Il costo della frammentazione è netto. Politicamente divisa, la piccola comunità cristiana sparsa in tutta l’India non riesce a formare un blocco di voto.

Socialmente, l’assenza di una narrazione unitaria consente ai nazionalisti indù di stereotipare i cristiani come convertiti violenti o agenti stranieri. I gruppi vulnerabili, come i Dalit e le tribù, soffrono in modo sproporzionato della loro doppia emarginazione per casta e fede.

Il “Corpo di Cristo”, segregato per casta, sanguina in silenzio.

A livello internazionale, i cristiani indiani non riescono a sfruttare efficacemente le reti globali, come si vede nella risposta smorzata alla Commissione statunitense per la libertà religiosa internazionale (USCIRF) che ha declassato l’India al livello più basso nel 2024.

Eppure, anche nella valle delle ossa secche, la speranza vacilla. La costituzione nel 2021 dell’United Christian Forum (UCF) per il monitoraggio dei diritti umani segna un passo incerto verso la collaborazione.

In Jharkhand, le coalizioni ecumeniche hanno contestato con successo le leggi anti-conversione in tribunale.

Teologi come Padre Felix Wilfred sollecitano di ripensare l’ecumenismo oltre le fusioni istituzionali, concentrandosi su imperativi etici condivisi: difendere la democrazia, aiutare i poveri e promuovere l’armonia interreligiosa.

I movimenti di base, come le veglie di preghiera ecumeniche durante gli attacchi, sono un modello di solidarietà. L’attivismo digitale, esemplificato dalla campagna #NotSilent durante la violenza del Manipur, colma i divari confessionali tra i giovani. Persino il sinodo del 2023 della CBCI ha riconosciuto la casta come un “peccato contro la comunione”.

Mentre Gesù Cristo sanguina nei perseguitati, la Chiesa indiana affronta una resa dei conti. L’ecumenismo non può rimanere un dialogo cortese tra vescovi; deve diventare una solidarietà radicale che smantelli la casta, condivida il potere e abbracci la vulnerabilità.

Il progetto di nazione indù dell’organizzazione parentale del BJP, Rashtriya Swayamsevak Sangh (RSS o corpo nazionale di volontari) prospera sulla divisione cristiana; ogni rivalità confessionale, ogni gerarchia di casta, diventa un’arma contro la Croce.

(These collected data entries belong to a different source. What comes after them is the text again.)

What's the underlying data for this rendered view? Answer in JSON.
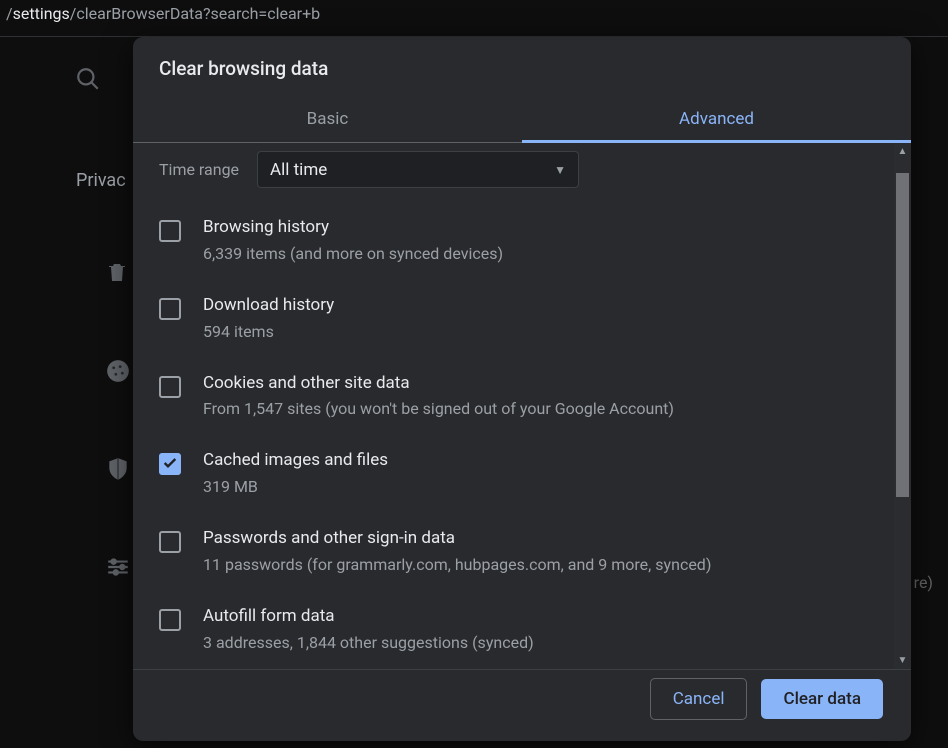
{
  "address": {
    "prefix": "/",
    "path1": "settings",
    "path2": "/clearBrowserData?search=clear+b"
  },
  "background": {
    "heading": "Privac",
    "right_text": "re)"
  },
  "dialog": {
    "title": "Clear browsing data",
    "tabs": {
      "basic": "Basic",
      "advanced": "Advanced",
      "active": "advanced"
    },
    "time_range": {
      "label": "Time range",
      "value": "All time"
    },
    "items": [
      {
        "title": "Browsing history",
        "sub": "6,339 items (and more on synced devices)",
        "checked": false
      },
      {
        "title": "Download history",
        "sub": "594 items",
        "checked": false
      },
      {
        "title": "Cookies and other site data",
        "sub": "From 1,547 sites (you won't be signed out of your Google Account)",
        "checked": false
      },
      {
        "title": "Cached images and files",
        "sub": "319 MB",
        "checked": true
      },
      {
        "title": "Passwords and other sign-in data",
        "sub": "11 passwords (for grammarly.com, hubpages.com, and 9 more, synced)",
        "checked": false
      },
      {
        "title": "Autofill form data",
        "sub": "3 addresses, 1,844 other suggestions (synced)",
        "checked": false
      }
    ],
    "buttons": {
      "cancel": "Cancel",
      "clear": "Clear data"
    }
  }
}
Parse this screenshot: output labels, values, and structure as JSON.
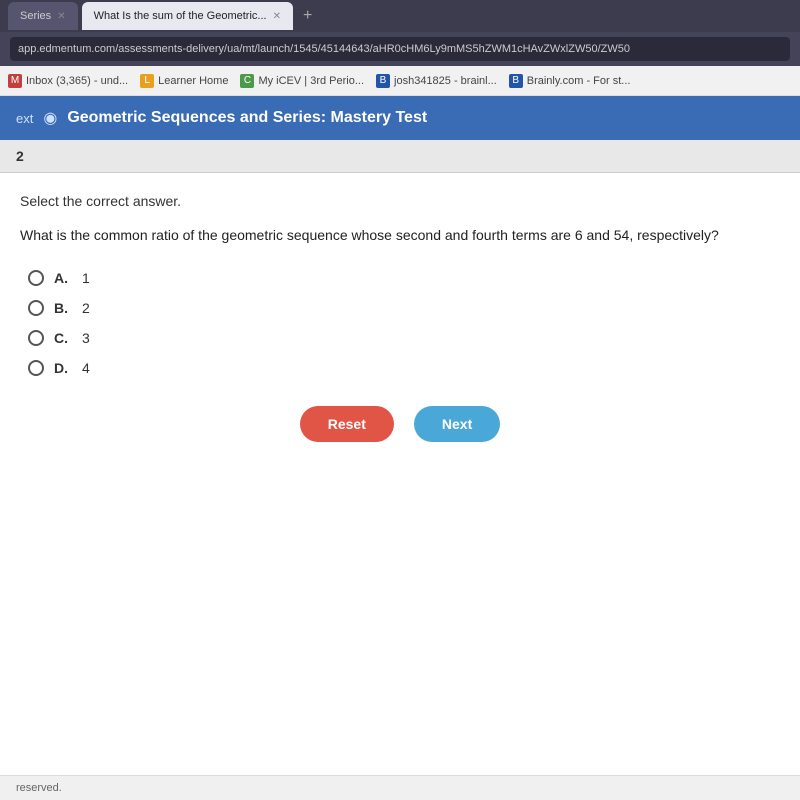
{
  "browser": {
    "tabs": [
      {
        "id": "tab1",
        "label": "Series",
        "active": false
      },
      {
        "id": "tab2",
        "label": "What Is the sum of the Geometric...",
        "active": true
      },
      {
        "id": "tab3",
        "label": "+",
        "add": true
      }
    ],
    "address": "app.edmentum.com/assessments-delivery/ua/mt/launch/1545/45144643/aHR0cHM6Ly9mMS5hZWM1cHAvZWxlZW50/ZW50",
    "bookmarks": [
      {
        "id": "bm1",
        "label": "Inbox (3,365) - und...",
        "icon": "M"
      },
      {
        "id": "bm2",
        "label": "Learner Home",
        "icon": "L"
      },
      {
        "id": "bm3",
        "label": "My iCEV | 3rd Perio...",
        "icon": "C"
      },
      {
        "id": "bm4",
        "label": "josh341825 - brainl...",
        "icon": "B"
      },
      {
        "id": "bm5",
        "label": "Brainly.com - For st...",
        "icon": "B"
      }
    ]
  },
  "page_header": {
    "back_label": "ext",
    "dot": "◉",
    "title": "Geometric Sequences and Series: Mastery Test"
  },
  "question": {
    "number": "2",
    "instruction": "Select the correct answer.",
    "text": "What is the common ratio of the geometric sequence whose second and fourth terms are 6 and 54, respectively?",
    "options": [
      {
        "id": "A",
        "value": "1"
      },
      {
        "id": "B",
        "value": "2"
      },
      {
        "id": "C",
        "value": "3"
      },
      {
        "id": "D",
        "value": "4"
      }
    ]
  },
  "buttons": {
    "reset_label": "Reset",
    "next_label": "Next"
  },
  "footer": {
    "text": "reserved."
  }
}
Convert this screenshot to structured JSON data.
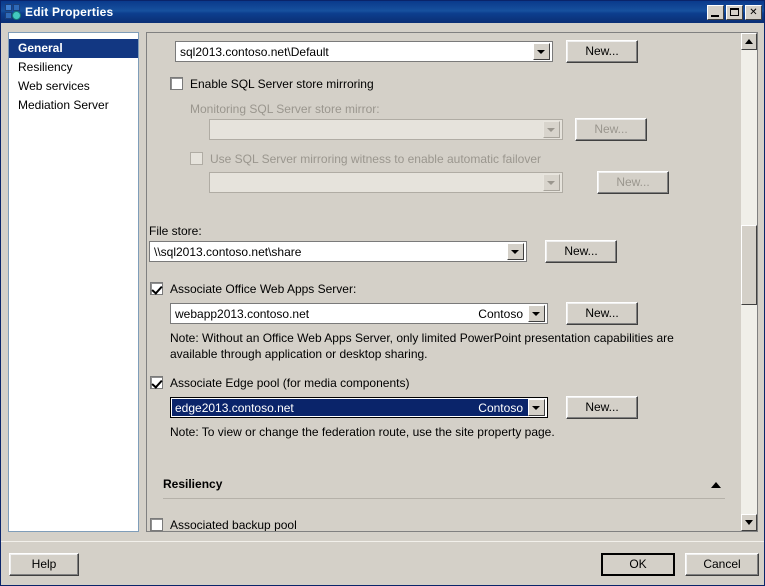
{
  "window": {
    "title": "Edit Properties",
    "icon": "properties-icon",
    "controls": {
      "minimize": "minimize-button",
      "maximize": "maximize-button",
      "close": "close-button",
      "close_glyph": "✕"
    }
  },
  "sidebar": {
    "items": [
      {
        "label": "General",
        "selected": true
      },
      {
        "label": "Resiliency",
        "selected": false
      },
      {
        "label": "Web services",
        "selected": false
      },
      {
        "label": "Mediation Server",
        "selected": false
      }
    ]
  },
  "main": {
    "sql_store": {
      "combo_value": "sql2013.contoso.net\\Default",
      "new_button": "New..."
    },
    "mirroring": {
      "checkbox_label": "Enable SQL Server store mirroring",
      "checked": false,
      "mirror_label": "Monitoring SQL Server store mirror:",
      "mirror_combo_value": "",
      "mirror_new_button": "New...",
      "witness_label": "Use SQL Server mirroring witness to enable automatic failover",
      "witness_checked": false,
      "witness_combo_value": "",
      "witness_new_button": "New..."
    },
    "file_store": {
      "label": "File store:",
      "combo_value": "\\\\sql2013.contoso.net\\share",
      "new_button": "New..."
    },
    "office_web_apps": {
      "checkbox_label": "Associate Office Web Apps Server:",
      "checked": true,
      "combo_value": "webapp2013.contoso.net",
      "combo_suffix": "Contoso",
      "new_button": "New...",
      "note": "Note: Without an Office Web Apps Server, only limited PowerPoint presentation capabilities are available through application or desktop sharing."
    },
    "edge_pool": {
      "checkbox_label": "Associate Edge pool (for media components)",
      "checked": true,
      "combo_value": "edge2013.contoso.net",
      "combo_suffix": "Contoso",
      "focused": true,
      "new_button": "New...",
      "note": "Note: To view or change the federation route, use the site property page."
    },
    "resiliency_section": {
      "title": "Resiliency",
      "collapse_icon": "chevron-up-icon",
      "backup_pool_label": "Associated backup pool",
      "backup_pool_checked": false
    }
  },
  "footer": {
    "help_button": "Help",
    "ok_button": "OK",
    "cancel_button": "Cancel"
  },
  "colors": {
    "titlebar": "#0a3a8c",
    "selection": "#123782",
    "face": "#d4d0c8",
    "disabled_text": "#9a968e"
  }
}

Per “legare il gatto”, la Chiesa deve affrontare la sua complicità nell’oppressione: spirituale, castista e coloniale. Ciò richiede più di dichiarazioni congiunte; richiede una costosa kenosi, un modello di auto-svuotamento da parte di Cristo, che ha sanguinato non per una fazione ma per tutti.

La scelta è chiara: unità o irrilevanza. All’ombra della forca, il Corpo di Cristo deve decidere se guarire o lasciare che l’emorragia continui.

In una nazione in cui il maggioritarismo cerca di cancellare il pluralismo, la sopravvivenza dei cristiani potrebbe dipendere dalla loro capacità di riaccendere lo spirito ecumenico, non come un ideale elevato ma come una necessità pragmatica.